R codes for the analysis of SRBCT microarray data
URL = "http://research.nhgri.nih.gov/microarray/Supplement/Images/supplemental_data"
srbct = read.table(URL, header=TRUE, sep="\t", skip=1, quote="")
train = log(srbct[,3:65])
m = dim(train)[1]
y = substring(names(train),1,3-(substring(names(train),3,3)=="."))
x = as.matrix(train); ycl = as.integer(as.factor(y))
ng = as.vector(table(ycl)); n = sum(ng)
yid = matrix(0, n, length(ng))
for(k in 1:length(ng)) yid[which(ycl==k),k] = 1/ng[k]
mug = x%*%yid; mu = rowMeans(x)
B = 1e3; set.seed(1027)
Bid = sapply(1:B, function(k) sample(1:n, size=n, rep=FALSE))
K = 3e2; pg = fp = rep(0,K)
Lam = seq(20,100, length=K)
for(k in 1:K){
lambda = Lam[k]; thrh = lambda/2/ng
tmp = t((mug-mu)^2)-thrh^2
shid = colSums(tmp>0)
pg[k] = sum(shid>0)
a = apply(Bid, 2, function(id){
bid = yid[id,]
mug = x%*%bid
tmp = t((mug-mu)^2)-thrh^2
shid = colSums(tmp>0)
return( sum(shid>0) )
})
fp[k] = mean(a)
}
plot(pg, fp, xlab="R", ylab="FP")
K = 3e2; pg = fp = rep(0,K)
Lam = seq(0,10, length=K)
for(k in 1:K){
lambda = Lam[k]; thrh = lambda/2/ng
tmp = t((mug-mu)^2)-thrh^2
shid = colSums(tmp>0)
pg[k] = sum(shid>0)
a = apply(Bid, 2, function(id){
bid = yid[id,]
mug = x%*%bid
tmp = t((mug-mu)^2)-thrh^2
shid = colSums(tmp>0)
return( sum(shid>0) )
})
fp[k] = mean(a)
}
rng = which(Lam>1.0)
plot(Lam[rng], (1-pg[rng]/2308)/(1-fp[rng]/2308), xlab=expression(lambda),
ylab=expression(hat(pi)[0](lambda)))
R functions for the penalized F-statistics and shrunken-centroids
penF = function(ycl,x,lambda,standard=TRUE,scale=TRUE){
y = as.integer(as.factor(ycl))
ng = as.integer(table(y)); n = sum(ng); G = length(ng)
yid = matrix(0, n,G)
for(k in 1:G) yid[which(ycl==k),k] = 1/ng[k]
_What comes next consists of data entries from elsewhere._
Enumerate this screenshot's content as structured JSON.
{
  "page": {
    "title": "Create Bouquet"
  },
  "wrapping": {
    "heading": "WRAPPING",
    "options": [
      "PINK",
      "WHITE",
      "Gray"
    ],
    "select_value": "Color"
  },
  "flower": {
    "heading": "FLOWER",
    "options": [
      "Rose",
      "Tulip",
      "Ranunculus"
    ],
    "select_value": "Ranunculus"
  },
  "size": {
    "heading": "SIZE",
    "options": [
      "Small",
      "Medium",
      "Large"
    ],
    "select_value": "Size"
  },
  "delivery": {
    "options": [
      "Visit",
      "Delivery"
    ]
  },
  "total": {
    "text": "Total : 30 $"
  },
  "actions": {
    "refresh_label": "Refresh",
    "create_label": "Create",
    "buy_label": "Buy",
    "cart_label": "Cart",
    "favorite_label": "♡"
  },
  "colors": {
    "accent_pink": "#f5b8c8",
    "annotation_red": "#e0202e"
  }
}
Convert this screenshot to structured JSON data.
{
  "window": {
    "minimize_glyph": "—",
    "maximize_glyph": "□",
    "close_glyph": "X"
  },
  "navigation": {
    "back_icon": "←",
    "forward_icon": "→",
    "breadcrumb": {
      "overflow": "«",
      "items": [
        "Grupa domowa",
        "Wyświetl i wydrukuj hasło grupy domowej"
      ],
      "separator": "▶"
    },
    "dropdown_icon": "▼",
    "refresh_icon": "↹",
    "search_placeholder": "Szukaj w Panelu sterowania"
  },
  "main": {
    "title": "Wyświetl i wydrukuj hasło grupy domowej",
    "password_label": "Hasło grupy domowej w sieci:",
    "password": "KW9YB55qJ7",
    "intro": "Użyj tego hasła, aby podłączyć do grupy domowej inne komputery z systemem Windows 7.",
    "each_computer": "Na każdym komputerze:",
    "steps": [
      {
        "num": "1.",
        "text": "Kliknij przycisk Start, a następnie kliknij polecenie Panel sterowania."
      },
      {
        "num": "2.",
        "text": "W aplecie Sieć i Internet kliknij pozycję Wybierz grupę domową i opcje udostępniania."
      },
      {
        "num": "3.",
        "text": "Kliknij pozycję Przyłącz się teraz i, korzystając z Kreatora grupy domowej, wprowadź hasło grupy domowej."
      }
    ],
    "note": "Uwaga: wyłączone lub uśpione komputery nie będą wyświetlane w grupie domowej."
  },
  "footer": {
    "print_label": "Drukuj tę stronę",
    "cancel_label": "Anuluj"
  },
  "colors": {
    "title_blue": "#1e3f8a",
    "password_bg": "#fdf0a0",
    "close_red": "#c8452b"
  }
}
mug = x%*%yid; mu = rowMeans(x)
x2s = rowSums(x^2)
si = sqrt(x2s - colSums(t((mug-mu)^2)*ng))
if(standard){
sh1 = sqrt((n-ng)/ng)/2
} else{
sh1 = ng/n/2
}
if(scale){
thrh = outer(si, lambda*sh1, "*")
tmp = abs(mug-mu)-thrh
skct = ifelse(tmp>0,tmp,0)*sign(tmp)
tmp = t((mug-mu)^2-thrh^2)*ng
nom = colSums( ifelse(tmp>0,tmp,0) )/(G-1)
den = x2s + colSums(t(thrh^2)*ng)/(n-G)
} else{
thrh = lambda*sh1
tmp = t(t(abs(mug-mu))-thrh)
skct = ifelse(tmp>0,tmp,0)*sign(tmp)
tmp = (t((mug-mu)^2)-thrh^2)*ng
nom = colSums( ifelse(tmp>0,tmp,0) )/(G-1)
den = x2s + sum(thrh^2*ng)/(n-G)
}
return(list(FL1=nom/den, skct=skct))
}
Classification error for some public microarray data
For the 50 CVs, each time one-third of the samples was selected as the testing
set. The classifier was trained on the training set using K-fold CV, which was then
applied to the testing set.
Breast cancer microarray data
The data can be downloaded from
http://data.cgt.duke.edu/west.php. K=5.
This plot summaries the classification errors
for the four methods compared in the paper.
Lymphoma microarray data
The data can be downloaded from
http://llmpp.nih.gov/lymphoma. K=3.
This plot summaries the classification errors
for the four methods compared in the paper.
Brain tumor microarray data
The data can be downloaded from
http://www.broad.mit.edu/cgi-bin/cancer/datasets.cgi.
K=3.
This plot summaries the classification errors
for the four methods compared in the paper.